Key research themes
1. How can speaker verification systems be robustly defended against diverse spoofing attacks including voice conversion, speech synthesis, and replay?
This research area focuses on understanding the vulnerabilities of automatic speaker verification (ASV) systems to a broad range of spoofing attacks, such as voice conversion, speech synthesis, and replay attacks, which pose severe security threats. It also investigates the design and evaluation of anti-spoofing countermeasures, including databases, protocols, and methodologies to detect and mitigate both known and unknown spoofing types, particularly in the context of text-independent ASV systems. The work is significant because spoofing can undermine the reliability of ASV systems deployed in real-world applications such as call centers, banking, and forensic investigations.
2. What techniques improve speaker verification performance and robustness under practical conditions such as limited data, language mismatch, recording channel variability, and multi-speaker environments?
This research theme focuses on enhancing speaker verification accuracy and reliability in realistic and challenging conditions. It includes methods dealing with limited-duration speech segments, channel distortions (e.g., GSM transcoded speech), multilingual and cross-lingual mismatches, and speaker overlap situations. The research addresses acoustic feature design, fusion of complementary feature sets, model adaptation, and joint optimization strategies to maintain verification performance in heterogeneous real-world scenarios.
3. How can speaker verification fairness across demographic and language groups be improved without requiring subgroup labels or creating reliance on balanced data samples?

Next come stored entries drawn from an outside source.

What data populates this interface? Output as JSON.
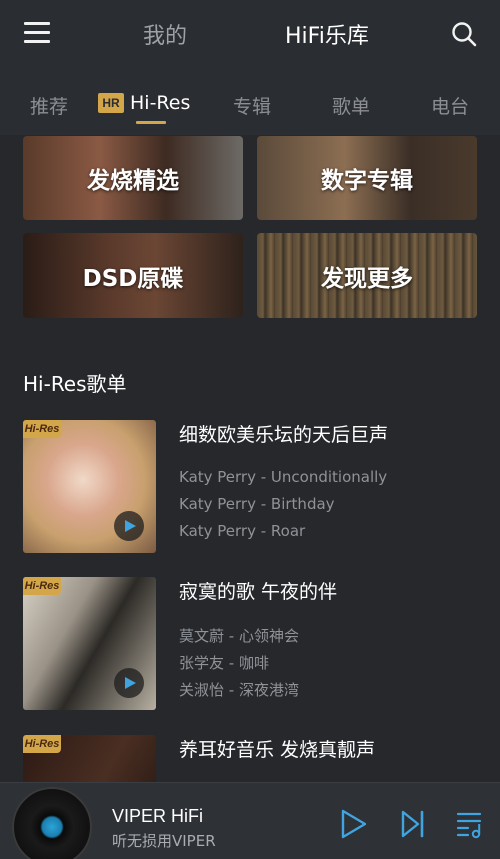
{
  "header": {
    "tabs": [
      {
        "label": "我的",
        "active": false
      },
      {
        "label": "HiFi乐库",
        "active": true
      }
    ]
  },
  "categories": {
    "badge": "HR",
    "items": [
      {
        "label": "推荐",
        "active": false
      },
      {
        "label": "Hi-Res",
        "active": true
      },
      {
        "label": "专辑",
        "active": false
      },
      {
        "label": "歌单",
        "active": false
      },
      {
        "label": "电台",
        "active": false
      }
    ]
  },
  "banners": [
    {
      "label": "发烧精选"
    },
    {
      "label": "数字专辑"
    },
    {
      "label": "DSD原碟"
    },
    {
      "label": "发现更多"
    }
  ],
  "section": {
    "title": "Hi-Res歌单",
    "badge": "Hi-Res"
  },
  "playlists": [
    {
      "title": "细数欧美乐坛的天后巨声",
      "tracks": [
        "Katy Perry - Unconditionally",
        "Katy Perry - Birthday",
        "Katy Perry - Roar"
      ]
    },
    {
      "title": "寂寞的歌 午夜的伴",
      "tracks": [
        "莫文蔚 - 心领神会",
        "张学友 - 咖啡",
        "关淑怡 - 深夜港湾"
      ]
    },
    {
      "title": "养耳好音乐 发烧真靓声",
      "tracks": []
    }
  ],
  "player": {
    "title": "VIPER HiFi",
    "subtitle": "听无损用VIPER"
  },
  "colors": {
    "accent": "#d4a64a",
    "background": "#26282c",
    "control_blue": "#3fa4e0"
  },
  "icons": [
    "menu-icon",
    "search-icon",
    "play-icon",
    "next-icon",
    "playlist-icon"
  ]
}
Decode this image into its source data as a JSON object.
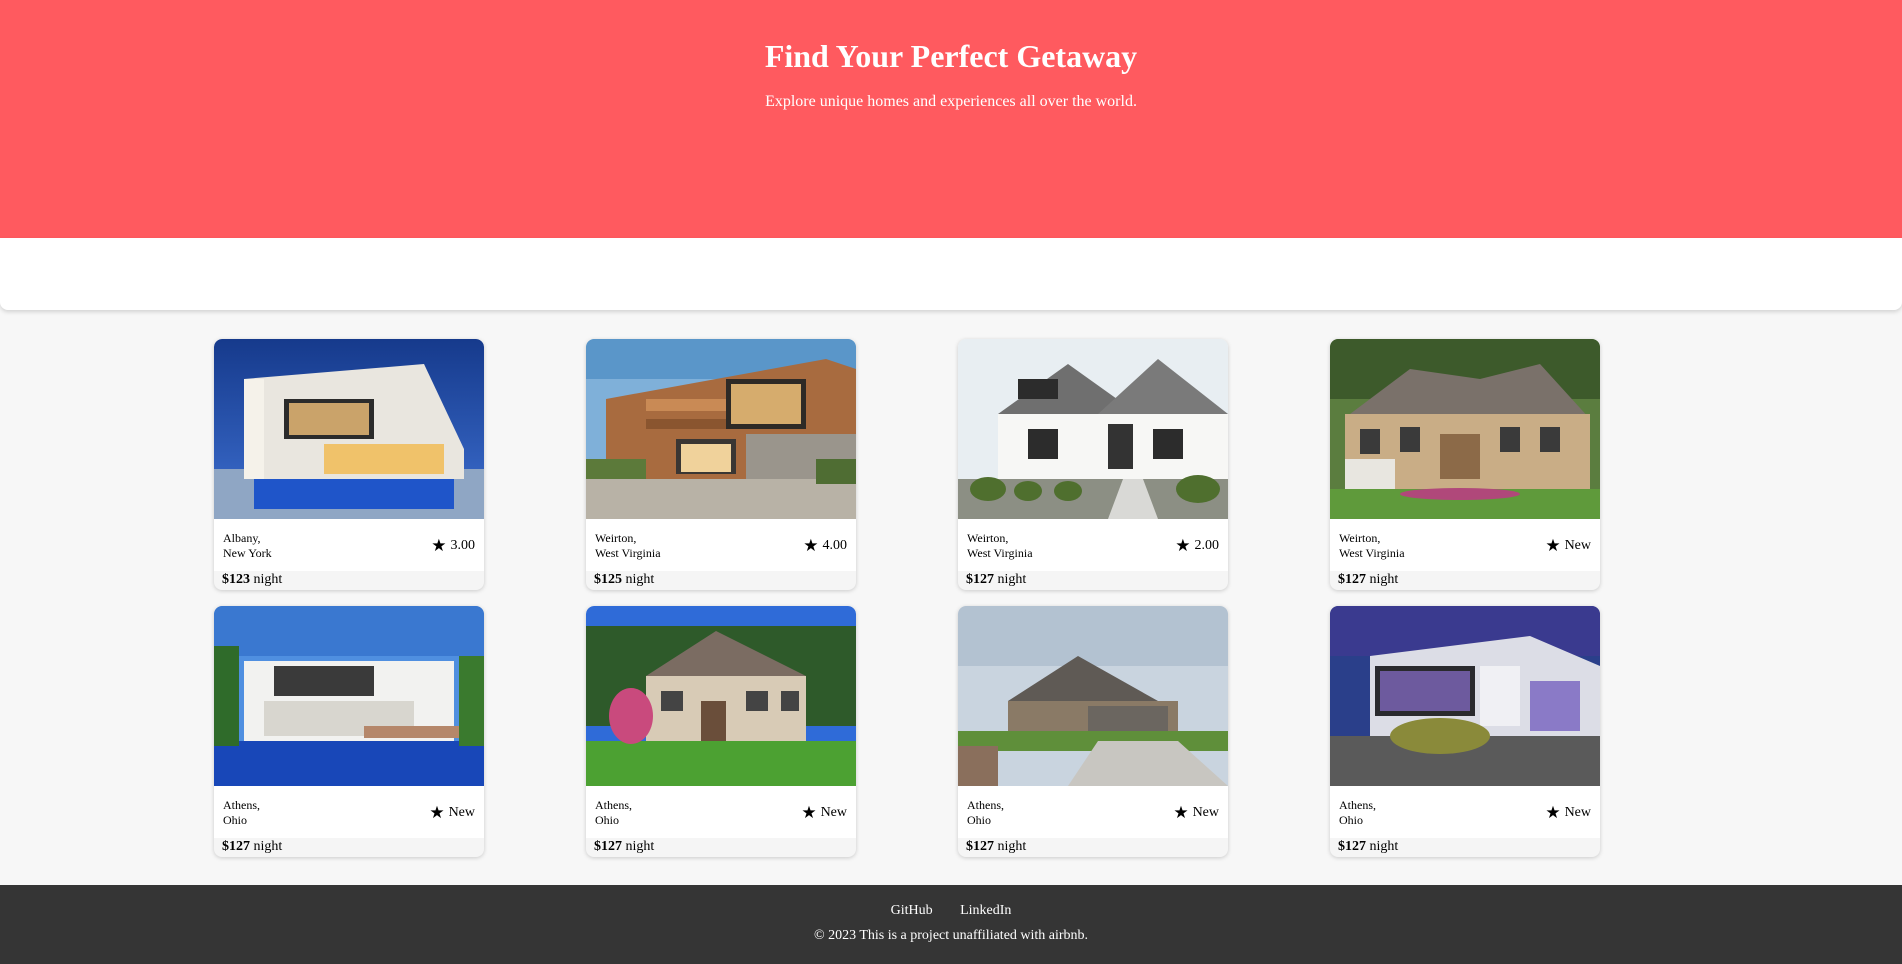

This research area addresses performance disparities in speaker verification systems arising from imbalanced representation of demographic groups such as gender and nationality, or language variability. The focus is on algorithmic fairness approaches that automatically identify underperforming groups without explicit annotations, using adversarial learning, group-adapted embeddings, fusion networks, and reweighting schemes. This direction is crucial for equitable deployment of speaker verification in diverse real-world populations and for mitigating biases inherent in training data.